In order to do this, they analysed the gut bacteria in stool samples of healthy individuals and patients with heart failure. The project headed by Professor Norbert Frey of the University Hospital Schleswig-Holstein, Campus Kiel, was conducted in close cooperation with Professor Andre Franke's team at the Christian-Albrechts-Universität zu Kiel, which found that the sections of the bacterial genome deciphered the distinction of the microorganism. The results showed that a significantly lower proportion of different bacteria are found in the gut in patients with heart failure than in healthy controls. Individual important families of bacteria are significantly reduced. It is still unclear whether the gut flora is altered as a result of heart failure or whether it may be a trigger for this disease.

Influential factors: diet, medication, smoking

"Of course, other factors also affect the composition of our gut bacteria. We know that the gut flora of a vegan who starts eating meat changes within three days," explains associate professor Dr. Mark Lüdde of the University Hospital Schleswig-Holstein, Campus Kiel. For this reason, we asked the Kiel-based researchers of dietary habits beforehand. Individuals with an extreme diet, such as a vegan diet, were not allowed to participate in their study. Instead, they chose individuals with a standard diet comprising both meat and vegetables for both groups.

In addition to diet, medication also affect the gut flora. It was, therefore, important that the control group also took medicinal products that patients with heart failure must take routinely. Antibiotics could not have been administered for at least three months prior. Smokers were also included in both groups. All participants were from the same region and were the same age; gender distribution and BMI were equal in both groups.

Consequence or cause of the disease?

The observed pattern of the reduced genera and families of bacteria seems very characteristic of heart failure, which is why these results may be new points of departure for therapies. The differences between healthy individuals and those with heart failure, thus, came about mainly through the loss of bacteria of the genera Blautia and Collinsella, as well as two previously unknown genera that belong to the families Erysipelotrichaceae and Ruminococcaceae.

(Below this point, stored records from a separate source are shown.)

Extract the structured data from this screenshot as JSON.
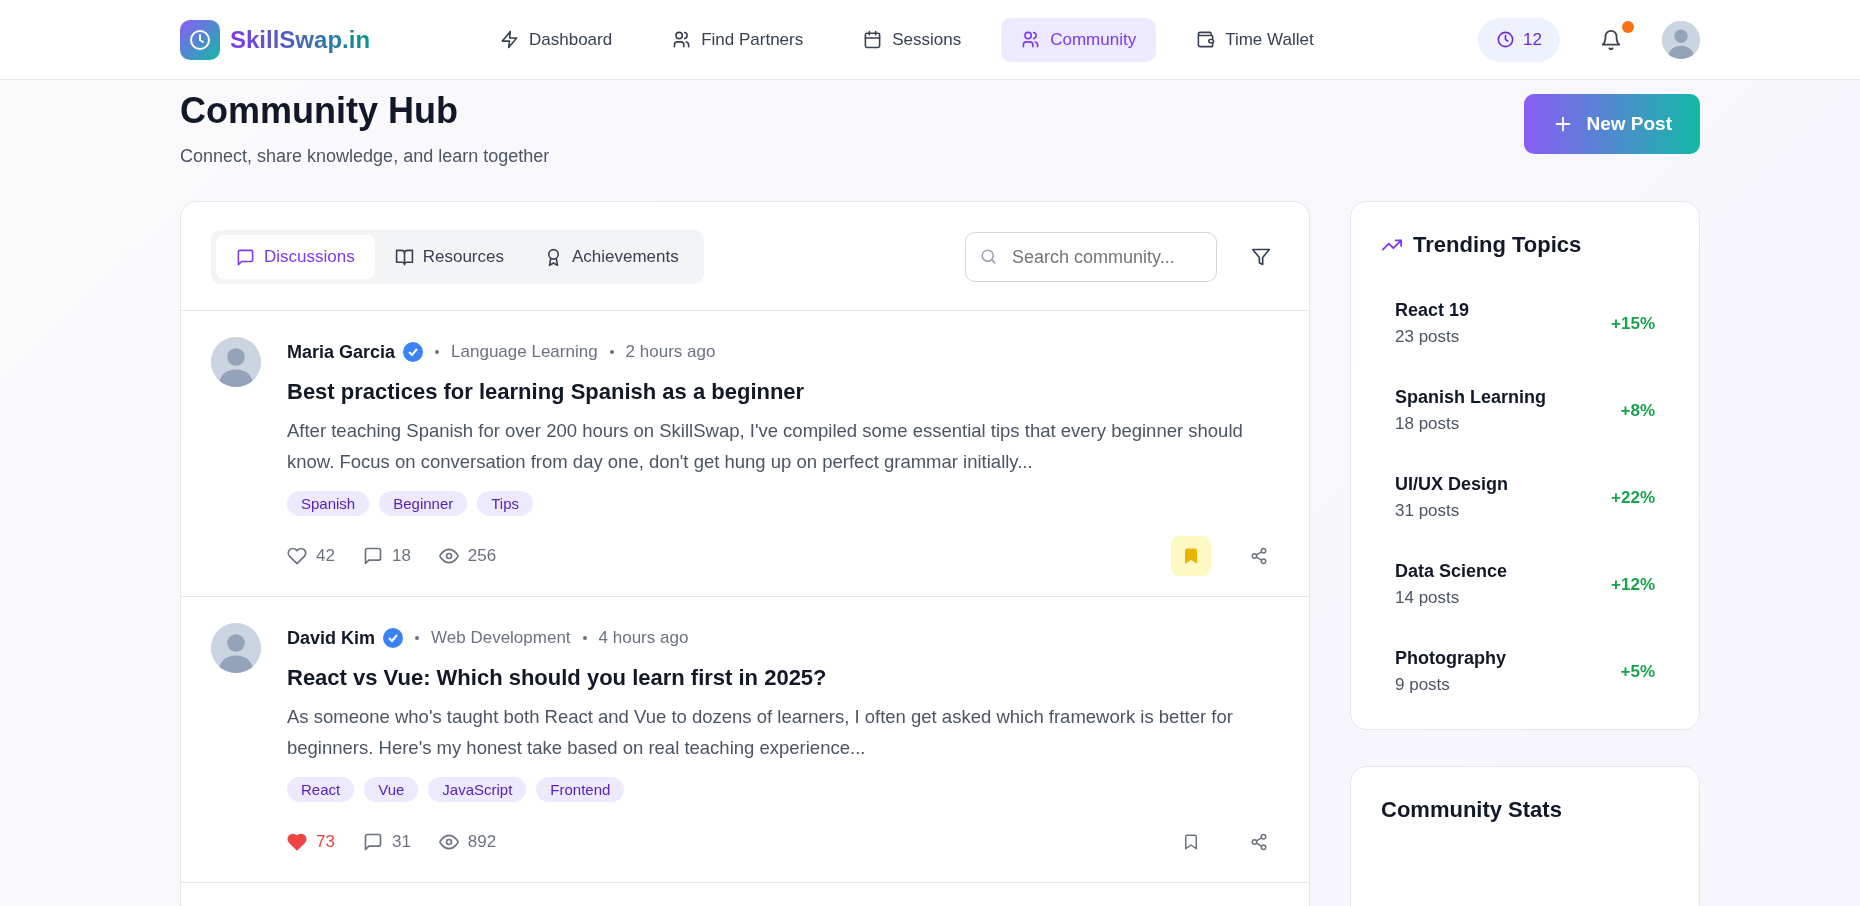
{
  "header": {
    "logo": "SkillSwap.in",
    "nav": [
      {
        "label": "Dashboard",
        "selected": false
      },
      {
        "label": "Find Partners",
        "selected": false
      },
      {
        "label": "Sessions",
        "selected": false
      },
      {
        "label": "Community",
        "selected": true
      },
      {
        "label": "Time Wallet",
        "selected": false
      }
    ],
    "credits": "12",
    "notification": true
  },
  "page": {
    "title": "Community Hub",
    "subtitle": "Connect, share knowledge, and learn together",
    "new_post": "New Post"
  },
  "tabs": [
    {
      "label": "Discussions",
      "selected": true
    },
    {
      "label": "Resources",
      "selected": false
    },
    {
      "label": "Achievements",
      "selected": false
    }
  ],
  "search": {
    "placeholder": "Search community..."
  },
  "posts": [
    {
      "author": "Maria Garcia",
      "verified": true,
      "category": "Language Learning",
      "time": "2 hours ago",
      "title": "Best practices for learning Spanish as a beginner",
      "body": "After teaching Spanish for over 200 hours on SkillSwap, I've compiled some essential tips that every beginner should know. Focus on conversation from day one, don't get hung up on perfect grammar initially...",
      "tags": [
        "Spanish",
        "Beginner",
        "Tips"
      ],
      "likes": "42",
      "comments": "18",
      "views": "256",
      "liked": false,
      "bookmarked": true
    },
    {
      "author": "David Kim",
      "verified": true,
      "category": "Web Development",
      "time": "4 hours ago",
      "title": "React vs Vue: Which should you learn first in 2025?",
      "body": "As someone who's taught both React and Vue to dozens of learners, I often get asked which framework is better for beginners. Here's my honest take based on real teaching experience...",
      "tags": [
        "React",
        "Vue",
        "JavaScript",
        "Frontend"
      ],
      "likes": "73",
      "comments": "31",
      "views": "892",
      "liked": true,
      "bookmarked": false
    }
  ],
  "trending": {
    "title": "Trending Topics",
    "topics": [
      {
        "name": "React 19",
        "posts": "23 posts",
        "change": "+15%"
      },
      {
        "name": "Spanish Learning",
        "posts": "18 posts",
        "change": "+8%"
      },
      {
        "name": "UI/UX Design",
        "posts": "31 posts",
        "change": "+22%"
      },
      {
        "name": "Data Science",
        "posts": "14 posts",
        "change": "+12%"
      },
      {
        "name": "Photography",
        "posts": "9 posts",
        "change": "+5%"
      }
    ]
  },
  "stats": {
    "title": "Community Stats"
  }
}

Other research projects have shown that the occurrence of Blautia curbs inflammations. Similarly, the genus Faecalibacterium is associated with anti-inflammatory mechanisms. It is, however, not only reduced in patients with heart failure. Since heart failure is accompanied by a chronic inflammation, one theory is that the gut flora fosters the systemic inflammation. Yet generally scientists currently believe that the gut flora changes as a consequence of heart failure. Lüdde and his colleagues believe it is plausible that an altered bacterial profile could also be a risk factor or an early disease marker for heart failure. This is supported by the recent characterisation of trimethylamine N-oxide (TMAO), a metabolic product of gut bacteria, as an independent risk factor for the mortality rate in patients with heart failure. Further investigations are scheduled to clarify the cause and effect of altered gut flora in patients with heart failure. The scientists anticipate obtaining new knowledge on how heart failure occurs and progresses.